АЛЕКСАНДР БЕК
ИЗ ДНЕВНИКОВ
1933
16 мая.
Вчера приехали в Москву.
В дороге для меня окончательно выяснилось: с Тарасовым я работать не буду. Если он будет участвовать во второй книге, то я в ней не участник. Это совершенно твердо и окончательно. Смирнов тоже под опекой Тарасова работать не будет. И по всей вероятности,— на 90 процентов,— работать будем мы, а он и сам не захочет. Придется в будущем распроститься и с Зиной, чтобы совсем избавиться от Тарасова.
Это мое решение определилось после небольшой стычки в вагоне. Я сказал что-то вроде: «Интересно будет узнать у Авербаха, как дела на других заводах». Тарасов взбеленился: «Я прошу тебя к Авербаху не ходить и ни о чем с ним не разговаривать, я запрещаю» и т. д. Разозлился и я: «Как так — запрещаю? Да что это такое?»
В общем стычка закончилась более или менее мирно, я обострять не стал, хотя свои права говорить с кем угодно отстоял. Но для меня ясно, что Тарасов хочет совершенно изолировать нас от центральной редакции, чтобы полностью держать в своих руках. Он даже заявил, что нам сейчас вообще не нужна центральная редакция, пока не будет готова книга.

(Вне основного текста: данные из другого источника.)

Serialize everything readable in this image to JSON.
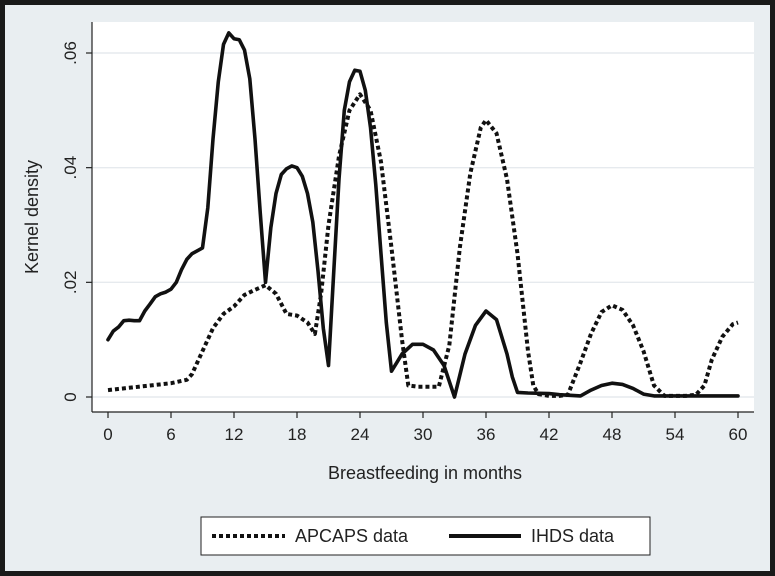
{
  "chart_data": {
    "type": "line",
    "title": "",
    "xlabel": "Breastfeeding in months",
    "ylabel": "Kernel density",
    "xlim": [
      0,
      60
    ],
    "ylim": [
      0,
      0.065
    ],
    "x_ticks": [
      0,
      6,
      12,
      18,
      24,
      30,
      36,
      42,
      48,
      54,
      60
    ],
    "x_tick_labels": [
      "0",
      "6",
      "12",
      "18",
      "24",
      "30",
      "36",
      "42",
      "48",
      "54",
      "60"
    ],
    "y_ticks": [
      0,
      0.02,
      0.04,
      0.06
    ],
    "y_tick_labels": [
      "0",
      ".02",
      ".04",
      ".06"
    ],
    "grid": "horizontal",
    "legend_position": "bottom",
    "series": [
      {
        "name": "APCAPS data",
        "style": "dotted",
        "color": "#111111",
        "x": [
          0,
          2,
          4,
          6,
          7.5,
          8,
          9,
          10,
          11,
          12,
          13,
          14,
          15,
          16,
          17,
          18,
          19,
          19.7,
          20.3,
          21,
          22,
          23,
          24,
          25,
          26,
          27,
          28,
          28.6,
          29.5,
          30.5,
          31.5,
          32.5,
          33.5,
          34.5,
          35.5,
          36,
          37,
          38,
          39,
          40,
          40.5,
          41,
          42,
          43,
          43.8,
          45,
          46,
          47,
          48,
          49,
          50,
          51,
          52,
          53,
          54,
          55,
          56,
          56.8,
          57.5,
          58.5,
          59.5,
          60
        ],
        "y": [
          0.0012,
          0.0016,
          0.002,
          0.0024,
          0.003,
          0.004,
          0.008,
          0.012,
          0.0145,
          0.0158,
          0.0178,
          0.0187,
          0.0195,
          0.018,
          0.0145,
          0.0142,
          0.013,
          0.011,
          0.018,
          0.03,
          0.042,
          0.05,
          0.0528,
          0.05,
          0.041,
          0.026,
          0.01,
          0.002,
          0.0018,
          0.0018,
          0.0018,
          0.009,
          0.026,
          0.039,
          0.047,
          0.0483,
          0.046,
          0.038,
          0.025,
          0.008,
          0.002,
          0.0005,
          0.0002,
          0.0002,
          0.0004,
          0.006,
          0.011,
          0.0148,
          0.016,
          0.0152,
          0.0125,
          0.008,
          0.002,
          0.0002,
          0.0002,
          0.0002,
          0.0004,
          0.002,
          0.0065,
          0.0105,
          0.0127,
          0.013
        ]
      },
      {
        "name": "IHDS data",
        "style": "solid",
        "color": "#111111",
        "x": [
          0,
          0.5,
          1,
          1.5,
          2,
          2.5,
          3,
          3.5,
          4,
          4.5,
          5,
          5.5,
          6,
          6.5,
          7,
          7.5,
          8,
          8.5,
          9,
          9.5,
          10,
          10.5,
          11,
          11.5,
          12,
          12.5,
          13,
          13.5,
          14,
          14.5,
          15,
          15.5,
          16,
          16.5,
          17,
          17.5,
          18,
          18.5,
          19,
          19.5,
          20,
          20.5,
          21,
          21.5,
          22,
          22.5,
          23,
          23.5,
          24,
          24.5,
          25,
          25.5,
          26,
          26.5,
          27,
          27.5,
          28,
          29,
          30,
          31,
          32,
          33,
          34,
          35,
          36,
          37,
          38,
          38.5,
          39,
          40,
          42,
          43,
          44,
          45,
          46,
          47,
          48,
          49,
          50,
          51,
          52,
          54,
          56,
          58,
          60
        ],
        "y": [
          0.01,
          0.0115,
          0.0122,
          0.0133,
          0.0134,
          0.0133,
          0.0133,
          0.015,
          0.0162,
          0.0175,
          0.018,
          0.0183,
          0.0188,
          0.02,
          0.0222,
          0.024,
          0.025,
          0.0255,
          0.026,
          0.033,
          0.045,
          0.055,
          0.0615,
          0.0635,
          0.0625,
          0.0623,
          0.0605,
          0.0555,
          0.045,
          0.032,
          0.02,
          0.0295,
          0.0355,
          0.0388,
          0.0398,
          0.0403,
          0.04,
          0.0385,
          0.0355,
          0.0305,
          0.022,
          0.012,
          0.0055,
          0.022,
          0.038,
          0.05,
          0.055,
          0.057,
          0.0568,
          0.0535,
          0.047,
          0.037,
          0.025,
          0.013,
          0.0045,
          0.006,
          0.0075,
          0.0092,
          0.0092,
          0.0082,
          0.0055,
          0.0,
          0.0075,
          0.0125,
          0.015,
          0.0135,
          0.0075,
          0.0035,
          0.0008,
          0.0007,
          0.0006,
          0.0004,
          0.0003,
          0.0002,
          0.0012,
          0.002,
          0.0024,
          0.0022,
          0.0015,
          0.0005,
          0.0002,
          0.0002,
          0.0002,
          0.0002,
          0.0002
        ]
      }
    ]
  }
}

Я думаю разрушить эти его планы, но осторожно, чтобы не поссориться с ним вдрызг. Такая ссора сейчас, накануне работы, совершенно ни к чему.
17 мая.
Сообщаю новости. Вчера вечером мы все собрались. В Малеевку Тарасов нас устроил, и 1 июня мы катим туда. Нам он сказал: «До первого июня работайте каждый самостоятельно». Зина собирается на несколько дней в Ленинград к родным. Я запротестовал. Зачем же тащили меня в Москву? Почему не дали съездить к Федоровичу в Караганду? Мы посидели часа два, причем Тарасов быстро смылся на какое-то заседание, а мы втроем основательно хорошо потолковали.
Завтра или послезавтра я сажусь писать.
Еще никак не могу примениться к разнице во времени на четыре часа — ложусь рано, так и тянет спать, просыпаюсь в шесть утра…
24 мая.
Есть интересная новость,— скоро, по-видимому, будет созвано всесоюзное совещание по истории заводов. Об этом я узнал в центральной редакции. Кажется, совещание будет приурочено к съезду писателей.
Посещение центральной редакции не произвело на меня хорошего впечатления. Авербаха я не застал, его заместитель Шушканов словоохотливостью не отличается. Там какая-то мертвечина. Я слышал, что Авербах там не бывает и почти забросил это дело. В Москву приехал Горький, и, возможно, он встряхнет работу. Вероятно, в связи с его приездом и возник вопрос о совещании.
Москва не радует меня. Я чувствую себя выбывшим из литературы. Многие не здороваются. Другие здороваются, но почти никто не спрашивает: «Ну, как, Бек? Что делаешь? Откуда? Над чем работаешь?» Есть только одно средство борьбы с людским равнодушием - работа, работа, дьявольски упорная работа.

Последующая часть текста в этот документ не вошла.